La FBU se ha estado preparando durante años para formar un núcleo sólido y estable de personas dedicadas a la profundización teórica y práctica de las enseñanzas del Maestro Omraam Mikhaël Aïvanhov. Llegamos hasta ellos en la línea de salida, en el momento en que quieren potenciar las vías de comunicación social para compartir con todas aquellas personas que se sientan motivadas por esta enseñanza profunda. Este conocimiento adapta a nuestros días las verdades eternas, la sabiduría inmemorial de todos los tiempos.
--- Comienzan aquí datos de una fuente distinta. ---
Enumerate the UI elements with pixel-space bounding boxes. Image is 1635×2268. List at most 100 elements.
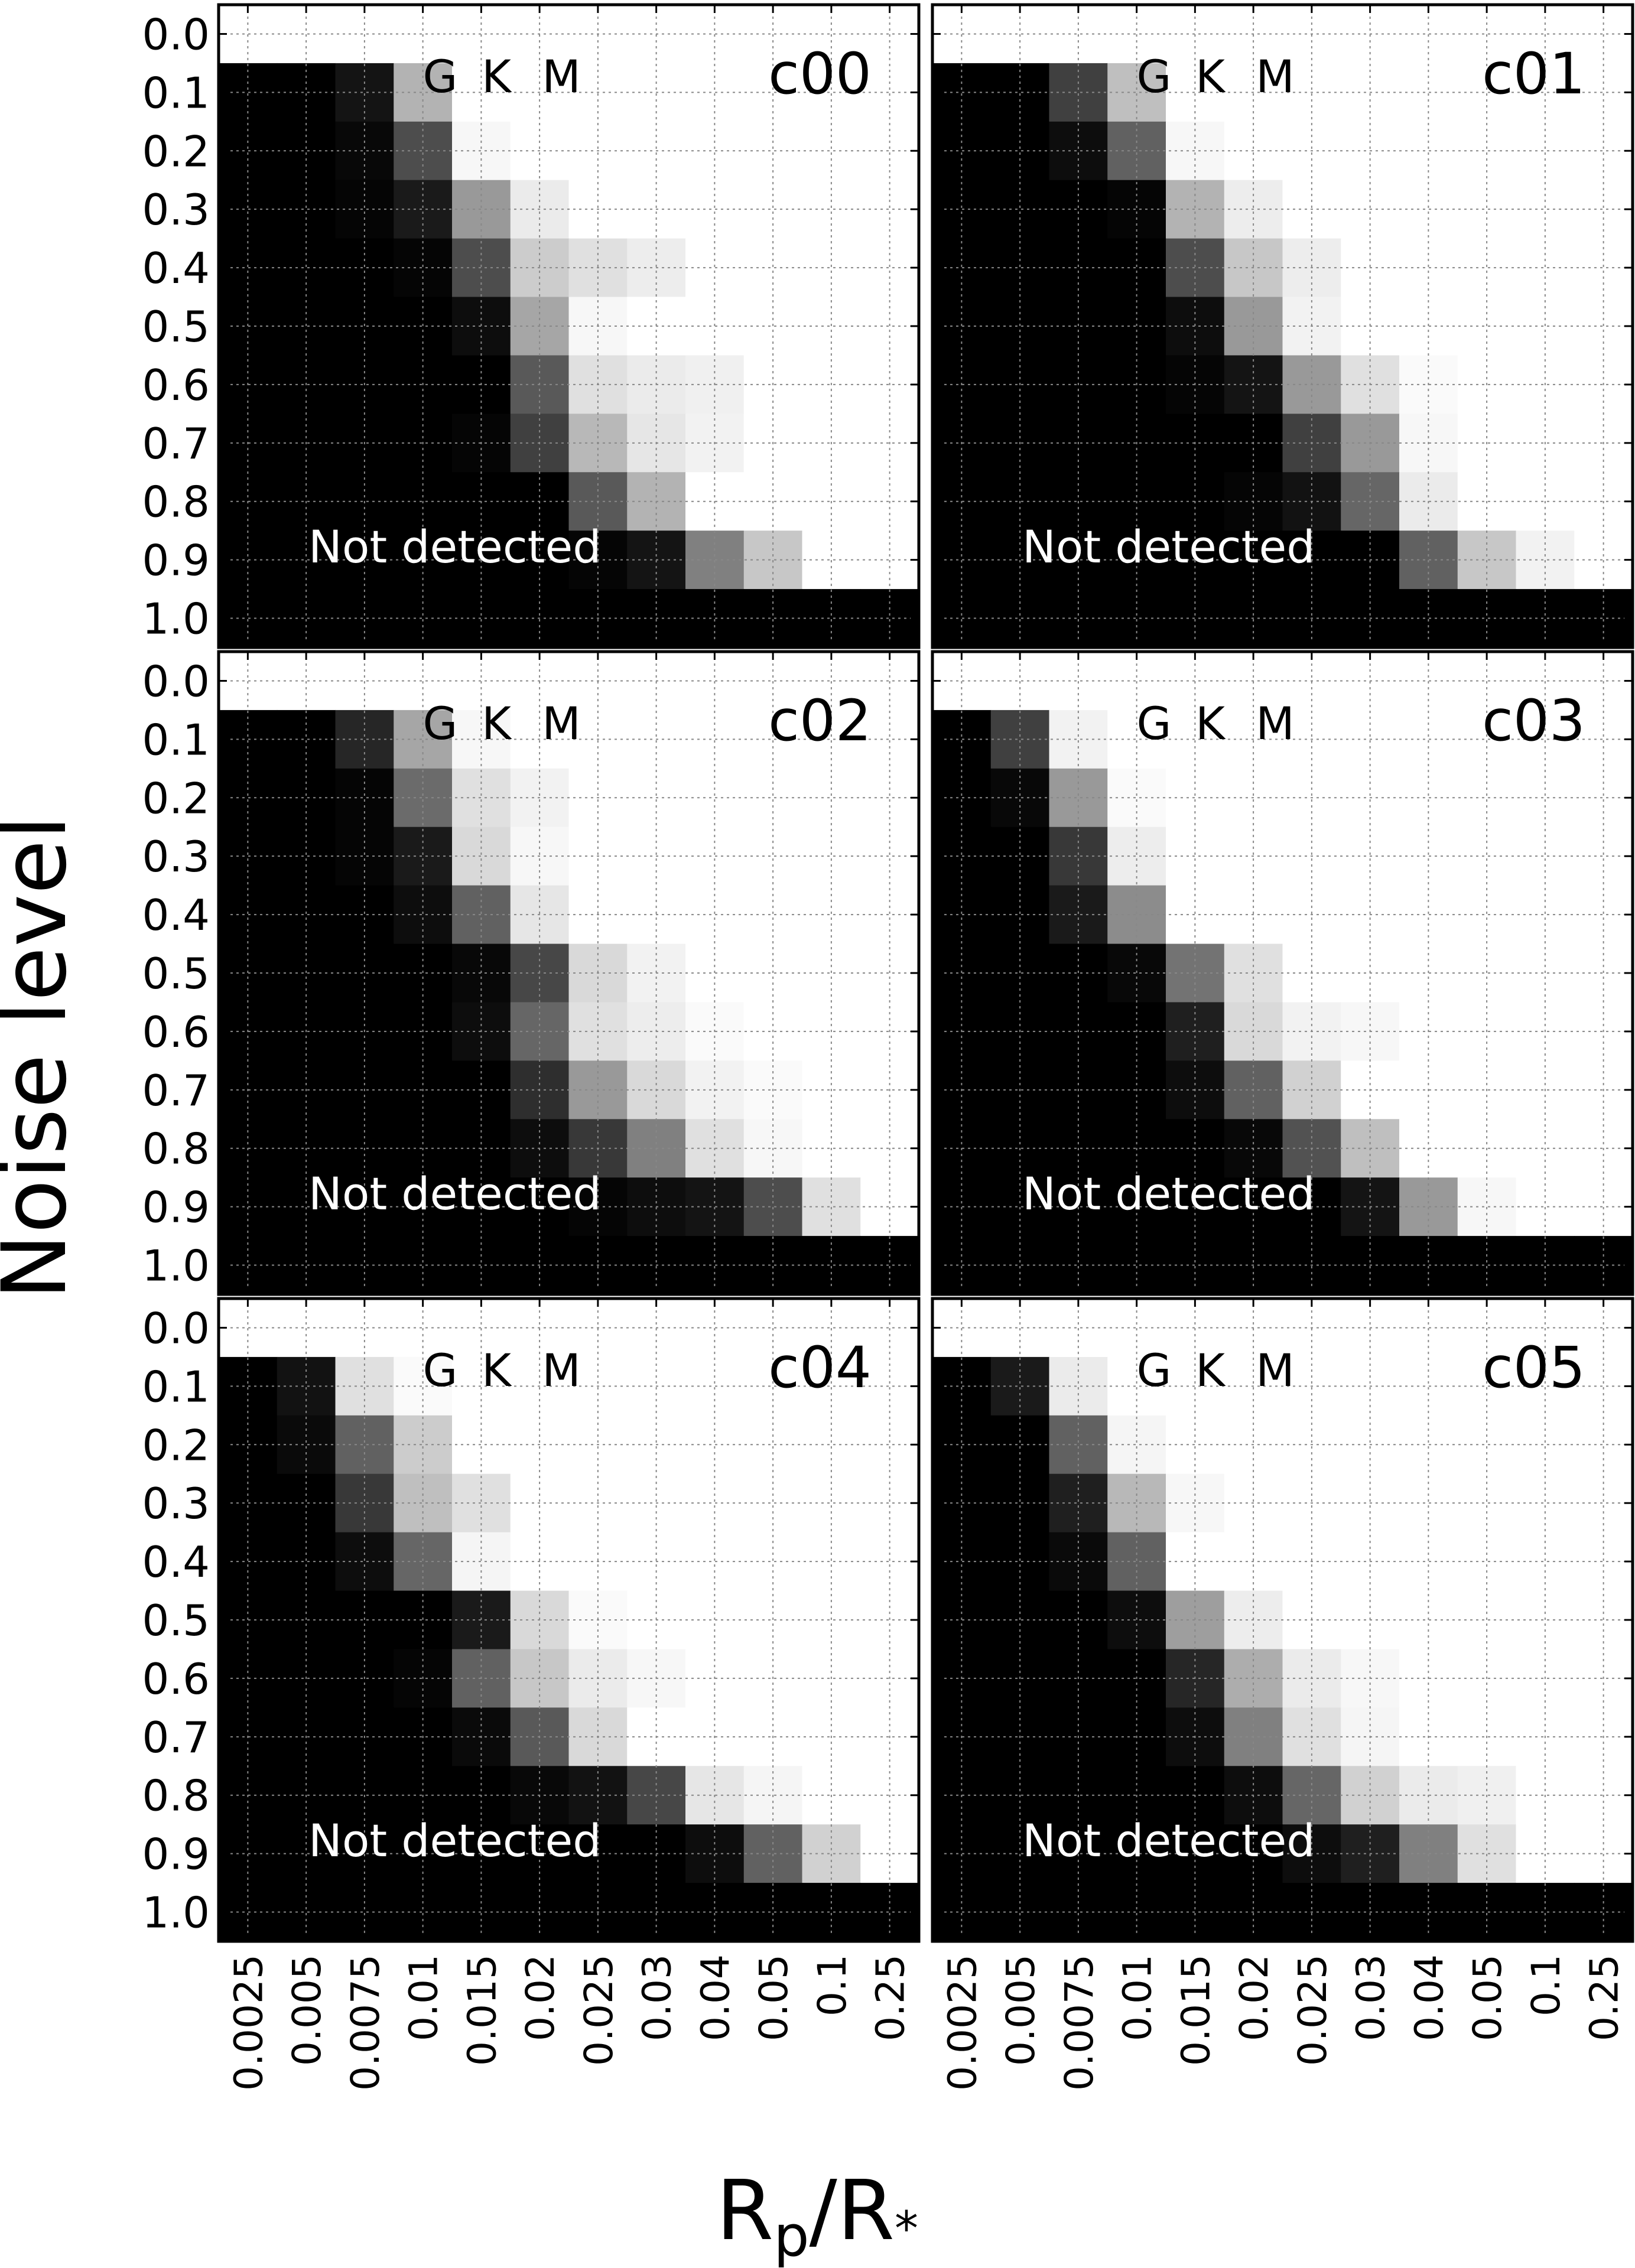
heatmap-cell xyxy=(685,531,745,590)
x-tick-label: 0.04 xyxy=(1406,1954,1452,2041)
panel-c00: c00 G K M Not detected 0.0 0.1 0.2 0.3 0.4 0.5 0.6 0… xyxy=(142,3,921,649)
star-type-label: G xyxy=(423,697,458,750)
heatmap-cell xyxy=(219,1590,278,1650)
y-tick-label: 0.4 xyxy=(142,243,210,293)
star-type-label: K xyxy=(1195,50,1226,103)
heatmap-cell xyxy=(1399,5,1458,64)
star-type-label: M xyxy=(1256,50,1295,103)
y-tick-label: 0.2 xyxy=(142,126,210,176)
heatmap-cell xyxy=(685,1824,745,1883)
heatmap-cell xyxy=(932,1177,992,1237)
x-tick-label: 0.01 xyxy=(401,1954,447,2041)
y-tick-label: 0.3 xyxy=(142,832,210,881)
panel-frame xyxy=(217,1297,921,1943)
heatmap-cell xyxy=(932,652,992,711)
y-tick-label: 0.0 xyxy=(142,9,210,59)
panel-c03: c03 G K M Not detected xyxy=(931,650,1634,1296)
heatmap-cell xyxy=(1399,531,1458,590)
panel-title: c05 xyxy=(1482,1335,1585,1401)
heatmap-cell xyxy=(1399,1299,1458,1358)
heatmap-cell xyxy=(1166,1590,1225,1650)
x-tick-label: 0.03 xyxy=(1348,1954,1394,2041)
star-type-label: K xyxy=(482,50,512,103)
panel-title: c00 xyxy=(768,41,872,107)
not-detected-label: Not detected xyxy=(1022,520,1315,573)
not-detected-label: Not detected xyxy=(1022,1814,1315,1867)
y-tick-label: 0.9 xyxy=(142,1183,210,1232)
x-axis-label: Rp/R* xyxy=(716,2163,918,2268)
y-tick-label: 0.6 xyxy=(142,360,210,410)
x-axis-label-sub2: * xyxy=(895,2201,918,2256)
star-type-label: K xyxy=(1195,697,1226,750)
star-type-label: G xyxy=(1137,697,1172,750)
y-tick-label: 0.2 xyxy=(142,773,210,823)
not-detected-label: Not detected xyxy=(308,1167,601,1220)
star-type-label: M xyxy=(542,50,581,103)
heatmap-cell xyxy=(1399,652,1458,711)
not-detected-label: Not detected xyxy=(308,520,601,573)
x-axis-label-mid: /R xyxy=(810,2163,895,2259)
heatmap-cell xyxy=(1399,1824,1458,1883)
panel-title: c01 xyxy=(1482,41,1585,107)
y-tick-label: 0.8 xyxy=(142,1124,210,1174)
y-axis-label: Noise level xyxy=(0,815,86,1300)
heatmap-cell xyxy=(219,943,278,1003)
y-tick-label: 0.8 xyxy=(142,1771,210,1821)
star-type-label: G xyxy=(423,1344,458,1397)
star-type-label: K xyxy=(482,1344,512,1397)
panel-frame xyxy=(217,650,921,1296)
heatmap-cell xyxy=(932,531,992,590)
y-tick-label: 0.7 xyxy=(142,1713,210,1762)
heatmap-cell xyxy=(219,1299,278,1358)
heatmap-cell xyxy=(932,1590,992,1650)
x-tick-label: 0.25 xyxy=(868,1954,914,2041)
x-tick-label: 0.04 xyxy=(693,1954,738,2041)
heatmap-cell xyxy=(932,5,992,64)
star-type-label: G xyxy=(423,50,458,103)
heatmap-cell xyxy=(685,943,745,1003)
x-tick-label: 0.03 xyxy=(635,1954,680,2041)
x-tick-label: 0.025 xyxy=(1290,1954,1335,2066)
y-tick-label: 0.4 xyxy=(142,1537,210,1587)
heatmap-cell xyxy=(452,1590,511,1650)
y-tick-label: 0.0 xyxy=(142,1303,210,1353)
heatmap-cell xyxy=(685,652,745,711)
star-type-label: G xyxy=(1137,50,1172,103)
heatmap-cell xyxy=(452,297,511,356)
x-tick-label: 0.01 xyxy=(1115,1954,1161,2041)
x-tick-label: 0.02 xyxy=(1231,1954,1277,2041)
x-tick-label: 0.0025 xyxy=(226,1954,271,2091)
x-axis-label-sub1: p xyxy=(773,2204,809,2268)
y-tick-label: 0.1 xyxy=(142,68,210,118)
x-tick-label: 0.0075 xyxy=(343,1954,388,2091)
panel-c02: c02 G K M Not detected 0.0 0.1 0.2 0.3 0.4 0.5 0.6 0… xyxy=(142,650,921,1296)
x-tick-label: 0.1 xyxy=(810,1954,855,2016)
x-tick-label: 0.02 xyxy=(518,1954,563,2041)
y-tick-label: 0.2 xyxy=(142,1420,210,1470)
y-tick-label: 0.7 xyxy=(142,1066,210,1115)
heatmap-cell xyxy=(219,5,278,64)
panel-c05: c05 G K M Not detected 0.0025 0.005 0.0075 0.01 0… xyxy=(931,1297,1634,2091)
y-tick-label: 0.8 xyxy=(142,477,210,527)
panel-c01: c01 G K M Not detected xyxy=(931,3,1634,649)
y-tick-label: 0.9 xyxy=(142,1830,210,1879)
y-tick-label: 0.4 xyxy=(142,890,210,940)
x-tick-label: 0.015 xyxy=(1173,1954,1218,2066)
star-type-label: K xyxy=(482,697,512,750)
panel-c04: c04 G K M Not detected 0.0 0.1 0.2 0.3 0.4 0.5 0.6 0… xyxy=(142,1297,921,2091)
heatmap-cell xyxy=(219,652,278,711)
panel-title: c03 xyxy=(1482,688,1585,754)
heatmap-cell xyxy=(685,1590,745,1650)
y-tick-label: 0.1 xyxy=(142,715,210,764)
heatmap-cell xyxy=(685,297,745,356)
x-tick-label: 0.05 xyxy=(1465,1954,1510,2041)
x-tick-label: 0.25 xyxy=(1582,1954,1627,2041)
heatmap-cell xyxy=(1399,943,1458,1003)
y-tick-label: 0.9 xyxy=(142,536,210,585)
y-tick-label: 0.7 xyxy=(142,419,210,468)
x-tick-label: 0.1 xyxy=(1523,1954,1569,2016)
panel-title: c04 xyxy=(768,1335,872,1401)
panel-frame xyxy=(217,3,921,649)
heatmap-cell xyxy=(932,1824,992,1883)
Jaime Rierola es el presidente de esta Asociación, y es también uno de los pocos españoles que tuvo la oportunidad de conocer al Maestro Omraam. Acudió junto con su esposa, en el año 1979, al gran centro que tenía el Maestro búlgaro cerca de la Costa Azul francesa, concretamente en Bonfin, localidad de Frèjus. Aquel encuentro fue determinante en la vida de este economista que ya con anterioridad había devorado a todos los clásicos del esoterismo.
A partir de aquel verano, hace ya casi treinta años, Jaime se esfuerza en vivir y también en difundir las enseñanzas de Aïvanhov. Desde Fundación Ananta coincidimos en la riqueza de esta enseñanza que vivifica e inspira a muchos, y sobre la que a continuación profundizamos en esta entrevista.
¿Cómo fue su primer encuentro con este Maestro?
Él nos recibió en tres ocasiones a lo largo de su vida. La primera vez que le vimos en público fue en una conferencia en Bonfin en la que había más de mil personas.
Antes de entrar en la sala, su secretaria le pasaba un pensamiento, ya de él mismo, ya del Maestro Peter Deunov. Una vez en la sala, tras unos cantos espirituales de una gran belleza, seguidos de silencios intensos y vibrantes, el Maestro improvisaba, a partir del pensamiento, una conferencia que bien podía durar varias horas seguidas.